Input: board = [["A","B","C","E"],["S","F","C","S"],["A","D","E","E"]], word = "ABCCED"
Output: true
Input: board = [["A","B","C","E"],["S","F","C","S"],["A","D","E","E"]], word = "SEE"
Output: true
Input: board = [["A","B","C","E"],["S","F","C","S"],["A","D","E","E"]], word = "ABCB"
Output: false
- m == board.length
- n = board[i].length
- 1 <= m, n <= 6
- 1 <= word.length <= 15
- board and word consists of only lowercase and uppercase English letters.
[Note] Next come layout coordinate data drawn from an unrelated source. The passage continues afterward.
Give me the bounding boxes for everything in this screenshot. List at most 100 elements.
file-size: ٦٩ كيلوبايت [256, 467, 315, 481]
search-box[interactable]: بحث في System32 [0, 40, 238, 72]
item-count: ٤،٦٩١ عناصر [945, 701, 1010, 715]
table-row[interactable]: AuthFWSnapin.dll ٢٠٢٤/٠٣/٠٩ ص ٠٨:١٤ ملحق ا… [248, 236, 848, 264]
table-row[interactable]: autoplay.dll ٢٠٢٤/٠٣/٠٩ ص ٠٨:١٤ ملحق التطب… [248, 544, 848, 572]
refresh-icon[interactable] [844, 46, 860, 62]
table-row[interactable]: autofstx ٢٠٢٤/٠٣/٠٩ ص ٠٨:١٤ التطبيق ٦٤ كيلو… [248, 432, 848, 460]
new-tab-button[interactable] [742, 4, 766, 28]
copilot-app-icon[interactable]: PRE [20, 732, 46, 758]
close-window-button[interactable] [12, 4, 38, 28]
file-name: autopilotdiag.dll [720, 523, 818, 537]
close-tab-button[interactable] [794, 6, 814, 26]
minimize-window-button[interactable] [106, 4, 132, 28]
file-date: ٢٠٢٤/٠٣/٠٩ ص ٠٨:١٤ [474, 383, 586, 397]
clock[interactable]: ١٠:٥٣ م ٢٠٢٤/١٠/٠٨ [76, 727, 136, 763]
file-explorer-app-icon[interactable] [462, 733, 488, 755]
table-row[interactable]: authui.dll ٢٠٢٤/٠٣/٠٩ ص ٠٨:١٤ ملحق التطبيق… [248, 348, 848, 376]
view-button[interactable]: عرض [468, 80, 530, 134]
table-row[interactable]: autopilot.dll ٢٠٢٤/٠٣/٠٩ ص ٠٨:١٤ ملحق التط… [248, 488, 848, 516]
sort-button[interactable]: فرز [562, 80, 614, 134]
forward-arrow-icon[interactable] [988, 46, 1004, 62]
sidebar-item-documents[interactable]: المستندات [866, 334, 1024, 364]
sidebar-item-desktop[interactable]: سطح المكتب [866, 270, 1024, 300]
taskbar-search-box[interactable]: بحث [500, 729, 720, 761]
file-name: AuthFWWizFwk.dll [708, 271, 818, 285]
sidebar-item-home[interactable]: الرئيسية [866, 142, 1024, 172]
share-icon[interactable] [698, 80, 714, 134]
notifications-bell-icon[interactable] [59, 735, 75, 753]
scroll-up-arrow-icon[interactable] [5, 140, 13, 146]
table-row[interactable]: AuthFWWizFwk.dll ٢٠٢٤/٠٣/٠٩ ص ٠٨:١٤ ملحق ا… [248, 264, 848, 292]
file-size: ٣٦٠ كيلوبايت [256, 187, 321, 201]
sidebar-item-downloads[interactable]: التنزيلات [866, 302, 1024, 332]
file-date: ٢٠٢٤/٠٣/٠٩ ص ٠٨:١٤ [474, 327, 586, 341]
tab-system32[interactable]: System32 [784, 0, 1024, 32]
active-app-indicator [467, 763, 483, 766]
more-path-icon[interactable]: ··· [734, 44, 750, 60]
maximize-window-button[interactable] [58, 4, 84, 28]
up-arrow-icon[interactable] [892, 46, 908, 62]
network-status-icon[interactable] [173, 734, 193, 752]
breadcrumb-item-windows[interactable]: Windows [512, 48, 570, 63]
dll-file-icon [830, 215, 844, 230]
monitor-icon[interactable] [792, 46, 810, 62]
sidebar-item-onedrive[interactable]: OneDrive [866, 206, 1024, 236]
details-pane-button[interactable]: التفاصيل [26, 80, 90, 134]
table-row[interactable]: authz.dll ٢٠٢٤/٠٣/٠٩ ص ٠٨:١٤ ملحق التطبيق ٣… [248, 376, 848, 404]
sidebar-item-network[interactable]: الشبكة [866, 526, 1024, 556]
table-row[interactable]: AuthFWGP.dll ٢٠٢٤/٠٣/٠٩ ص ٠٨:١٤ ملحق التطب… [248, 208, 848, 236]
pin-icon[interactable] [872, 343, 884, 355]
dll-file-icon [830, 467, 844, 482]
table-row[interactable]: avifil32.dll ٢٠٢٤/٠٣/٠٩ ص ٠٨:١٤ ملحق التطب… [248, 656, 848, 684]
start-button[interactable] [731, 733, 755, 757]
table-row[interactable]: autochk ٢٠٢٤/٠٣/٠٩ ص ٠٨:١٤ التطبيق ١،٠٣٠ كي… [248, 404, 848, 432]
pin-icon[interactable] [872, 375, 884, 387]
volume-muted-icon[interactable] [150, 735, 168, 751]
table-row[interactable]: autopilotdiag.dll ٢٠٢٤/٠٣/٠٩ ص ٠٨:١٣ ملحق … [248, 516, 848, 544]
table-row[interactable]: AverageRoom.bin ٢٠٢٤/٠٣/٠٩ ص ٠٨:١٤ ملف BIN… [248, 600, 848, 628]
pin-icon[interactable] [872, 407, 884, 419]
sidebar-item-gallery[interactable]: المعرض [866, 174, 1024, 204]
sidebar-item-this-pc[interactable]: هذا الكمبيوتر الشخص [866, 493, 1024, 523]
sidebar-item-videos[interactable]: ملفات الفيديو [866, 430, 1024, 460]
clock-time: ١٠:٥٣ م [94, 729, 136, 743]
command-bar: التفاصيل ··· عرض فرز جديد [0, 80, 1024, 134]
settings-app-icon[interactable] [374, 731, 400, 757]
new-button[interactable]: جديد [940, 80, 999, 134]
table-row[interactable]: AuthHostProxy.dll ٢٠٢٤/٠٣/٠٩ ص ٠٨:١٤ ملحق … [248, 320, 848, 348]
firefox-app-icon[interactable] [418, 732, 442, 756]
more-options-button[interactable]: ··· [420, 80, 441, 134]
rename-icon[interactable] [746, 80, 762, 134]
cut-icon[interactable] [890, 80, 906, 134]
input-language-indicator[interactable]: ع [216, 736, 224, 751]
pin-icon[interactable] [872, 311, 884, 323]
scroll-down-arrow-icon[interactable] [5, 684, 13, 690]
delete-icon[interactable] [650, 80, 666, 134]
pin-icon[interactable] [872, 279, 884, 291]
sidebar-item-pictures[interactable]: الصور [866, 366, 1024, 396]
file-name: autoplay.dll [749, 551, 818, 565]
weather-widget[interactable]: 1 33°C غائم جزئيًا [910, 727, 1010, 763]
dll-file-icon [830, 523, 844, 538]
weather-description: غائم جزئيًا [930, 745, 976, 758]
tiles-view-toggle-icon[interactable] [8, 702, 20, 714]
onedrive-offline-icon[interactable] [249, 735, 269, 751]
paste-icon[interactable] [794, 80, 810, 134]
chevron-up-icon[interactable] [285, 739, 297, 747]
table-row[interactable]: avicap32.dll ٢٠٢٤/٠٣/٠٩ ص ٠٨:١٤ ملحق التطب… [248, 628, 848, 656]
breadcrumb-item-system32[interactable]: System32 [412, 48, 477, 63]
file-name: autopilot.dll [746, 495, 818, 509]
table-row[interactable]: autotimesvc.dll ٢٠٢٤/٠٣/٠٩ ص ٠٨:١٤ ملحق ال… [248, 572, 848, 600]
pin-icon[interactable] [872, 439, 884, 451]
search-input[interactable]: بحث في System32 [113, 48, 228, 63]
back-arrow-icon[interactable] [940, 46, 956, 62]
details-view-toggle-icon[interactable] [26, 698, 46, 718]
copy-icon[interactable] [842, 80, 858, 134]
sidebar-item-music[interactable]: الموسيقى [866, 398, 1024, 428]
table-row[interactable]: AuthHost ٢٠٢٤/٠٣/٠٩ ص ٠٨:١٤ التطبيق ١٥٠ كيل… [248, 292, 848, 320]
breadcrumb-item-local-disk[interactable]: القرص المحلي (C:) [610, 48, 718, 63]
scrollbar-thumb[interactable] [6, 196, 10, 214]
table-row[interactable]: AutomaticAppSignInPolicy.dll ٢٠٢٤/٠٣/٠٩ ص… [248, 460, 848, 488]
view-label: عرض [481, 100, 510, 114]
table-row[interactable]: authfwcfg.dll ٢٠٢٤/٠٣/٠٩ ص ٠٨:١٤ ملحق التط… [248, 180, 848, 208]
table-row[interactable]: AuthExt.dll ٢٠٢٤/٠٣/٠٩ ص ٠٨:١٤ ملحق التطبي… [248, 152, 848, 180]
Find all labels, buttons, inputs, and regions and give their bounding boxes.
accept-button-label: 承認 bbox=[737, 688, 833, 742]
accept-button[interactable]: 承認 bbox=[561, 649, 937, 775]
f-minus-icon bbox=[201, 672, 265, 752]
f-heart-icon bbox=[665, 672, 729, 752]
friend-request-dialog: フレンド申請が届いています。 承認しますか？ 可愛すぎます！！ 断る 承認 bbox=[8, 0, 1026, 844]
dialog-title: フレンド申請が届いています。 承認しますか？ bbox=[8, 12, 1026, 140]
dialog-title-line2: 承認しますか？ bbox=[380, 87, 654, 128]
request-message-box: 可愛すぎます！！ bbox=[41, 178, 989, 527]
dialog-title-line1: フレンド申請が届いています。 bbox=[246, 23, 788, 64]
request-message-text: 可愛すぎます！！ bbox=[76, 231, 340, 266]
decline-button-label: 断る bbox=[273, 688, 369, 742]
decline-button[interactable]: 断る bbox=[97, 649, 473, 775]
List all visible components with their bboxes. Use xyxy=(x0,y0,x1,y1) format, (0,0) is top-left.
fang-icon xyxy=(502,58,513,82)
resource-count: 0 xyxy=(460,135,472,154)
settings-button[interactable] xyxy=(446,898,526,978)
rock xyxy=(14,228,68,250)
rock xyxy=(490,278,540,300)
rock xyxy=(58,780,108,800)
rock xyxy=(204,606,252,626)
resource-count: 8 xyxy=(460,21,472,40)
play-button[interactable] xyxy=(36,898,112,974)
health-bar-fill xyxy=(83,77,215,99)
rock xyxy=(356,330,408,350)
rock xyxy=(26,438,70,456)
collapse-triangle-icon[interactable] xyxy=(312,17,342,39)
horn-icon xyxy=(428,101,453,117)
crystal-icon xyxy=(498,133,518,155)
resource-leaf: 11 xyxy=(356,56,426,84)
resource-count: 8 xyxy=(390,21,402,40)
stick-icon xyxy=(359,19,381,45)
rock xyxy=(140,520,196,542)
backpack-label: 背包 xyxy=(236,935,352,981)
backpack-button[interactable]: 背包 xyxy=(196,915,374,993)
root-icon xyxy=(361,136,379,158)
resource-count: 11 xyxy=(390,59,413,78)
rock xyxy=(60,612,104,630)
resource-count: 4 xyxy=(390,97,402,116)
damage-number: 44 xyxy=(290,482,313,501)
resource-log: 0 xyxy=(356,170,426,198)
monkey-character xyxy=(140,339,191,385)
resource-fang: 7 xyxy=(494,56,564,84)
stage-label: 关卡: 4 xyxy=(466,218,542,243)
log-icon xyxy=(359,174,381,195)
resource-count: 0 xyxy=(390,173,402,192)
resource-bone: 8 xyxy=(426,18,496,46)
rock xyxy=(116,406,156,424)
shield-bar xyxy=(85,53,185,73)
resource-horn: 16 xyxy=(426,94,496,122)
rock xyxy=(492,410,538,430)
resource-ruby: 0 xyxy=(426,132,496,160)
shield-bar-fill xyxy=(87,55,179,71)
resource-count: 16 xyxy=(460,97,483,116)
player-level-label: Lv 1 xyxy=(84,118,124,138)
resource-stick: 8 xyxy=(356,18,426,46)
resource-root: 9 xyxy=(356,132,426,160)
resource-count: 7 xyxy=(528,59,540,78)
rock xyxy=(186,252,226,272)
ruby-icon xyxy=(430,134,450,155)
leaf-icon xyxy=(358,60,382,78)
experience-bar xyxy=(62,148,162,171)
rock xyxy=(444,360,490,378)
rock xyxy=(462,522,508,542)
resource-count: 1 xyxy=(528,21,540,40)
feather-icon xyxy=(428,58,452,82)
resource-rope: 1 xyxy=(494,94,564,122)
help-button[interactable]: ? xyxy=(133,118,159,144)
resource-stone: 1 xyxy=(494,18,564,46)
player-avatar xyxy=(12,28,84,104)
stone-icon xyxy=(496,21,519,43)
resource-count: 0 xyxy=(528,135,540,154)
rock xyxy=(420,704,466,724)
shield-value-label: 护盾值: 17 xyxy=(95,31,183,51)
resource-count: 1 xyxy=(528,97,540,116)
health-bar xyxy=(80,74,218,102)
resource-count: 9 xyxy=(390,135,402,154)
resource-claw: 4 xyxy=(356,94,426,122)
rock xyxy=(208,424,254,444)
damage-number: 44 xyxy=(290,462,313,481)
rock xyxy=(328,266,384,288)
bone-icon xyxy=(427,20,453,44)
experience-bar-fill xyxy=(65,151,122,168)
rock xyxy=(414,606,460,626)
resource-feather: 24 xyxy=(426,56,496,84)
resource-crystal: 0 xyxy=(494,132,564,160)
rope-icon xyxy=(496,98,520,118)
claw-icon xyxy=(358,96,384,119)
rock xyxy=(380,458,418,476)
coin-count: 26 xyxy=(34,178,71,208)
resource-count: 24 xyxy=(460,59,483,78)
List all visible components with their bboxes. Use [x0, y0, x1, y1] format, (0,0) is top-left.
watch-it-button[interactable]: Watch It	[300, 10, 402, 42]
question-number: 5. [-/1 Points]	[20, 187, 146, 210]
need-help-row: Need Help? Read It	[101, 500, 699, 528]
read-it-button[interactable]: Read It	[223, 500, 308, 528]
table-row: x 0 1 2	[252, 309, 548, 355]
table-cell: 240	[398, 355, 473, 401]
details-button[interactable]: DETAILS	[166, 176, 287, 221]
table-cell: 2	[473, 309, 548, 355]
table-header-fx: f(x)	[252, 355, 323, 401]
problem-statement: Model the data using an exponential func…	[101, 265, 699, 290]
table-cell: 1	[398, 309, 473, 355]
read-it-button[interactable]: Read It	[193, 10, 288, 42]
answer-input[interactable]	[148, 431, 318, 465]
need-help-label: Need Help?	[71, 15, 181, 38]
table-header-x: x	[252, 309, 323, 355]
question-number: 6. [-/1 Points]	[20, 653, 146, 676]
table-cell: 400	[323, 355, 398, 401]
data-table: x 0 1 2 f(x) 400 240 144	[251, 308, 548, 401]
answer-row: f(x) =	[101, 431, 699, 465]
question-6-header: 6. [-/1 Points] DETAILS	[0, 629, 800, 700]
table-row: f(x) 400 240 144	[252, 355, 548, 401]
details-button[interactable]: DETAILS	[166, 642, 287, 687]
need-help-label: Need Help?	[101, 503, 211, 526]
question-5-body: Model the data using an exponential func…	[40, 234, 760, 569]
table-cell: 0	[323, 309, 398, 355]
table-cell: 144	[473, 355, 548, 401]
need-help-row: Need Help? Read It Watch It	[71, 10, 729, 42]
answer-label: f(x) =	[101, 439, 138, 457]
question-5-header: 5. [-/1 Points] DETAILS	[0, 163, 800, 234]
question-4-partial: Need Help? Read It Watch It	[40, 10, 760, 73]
function exist(board: string[][], word: string): boolean {
// it is always good to know the dimension of the 2D board
const ROW: number = board.length;
const COL: number = board[0].length;
// we always need a set for dfs
const visited: Set<string> = new Set<string>();
const dfs = (row: number, col: number, index: number): boolean => {
// recursive call always has base case
// good one
if(index === word.length) return true
// bad one
const key: string = `${row},${col}`;
if(row < 0 || row >= ROW || col < 0 || col >= COL || visited.has(key) || board[row][col] !== word[index]) return false;
// recursive call here
visited.add(key)
let res: boolean = ( dfs(row, col - 1, index + 1) ||
dfs(row - 1, col, index + 1) ||
dfs(row, col + 1, index + 1) ||
dfs(row + 1, col, index + 1))
visited.delete(key)
return res;
}
// driver logic
for(let i = 0; i < ROW; i++){
for(let j = 0; j < COL; j++){
if(dfs(i, j, 0) === true) {
return true
}
}
}
return false;
};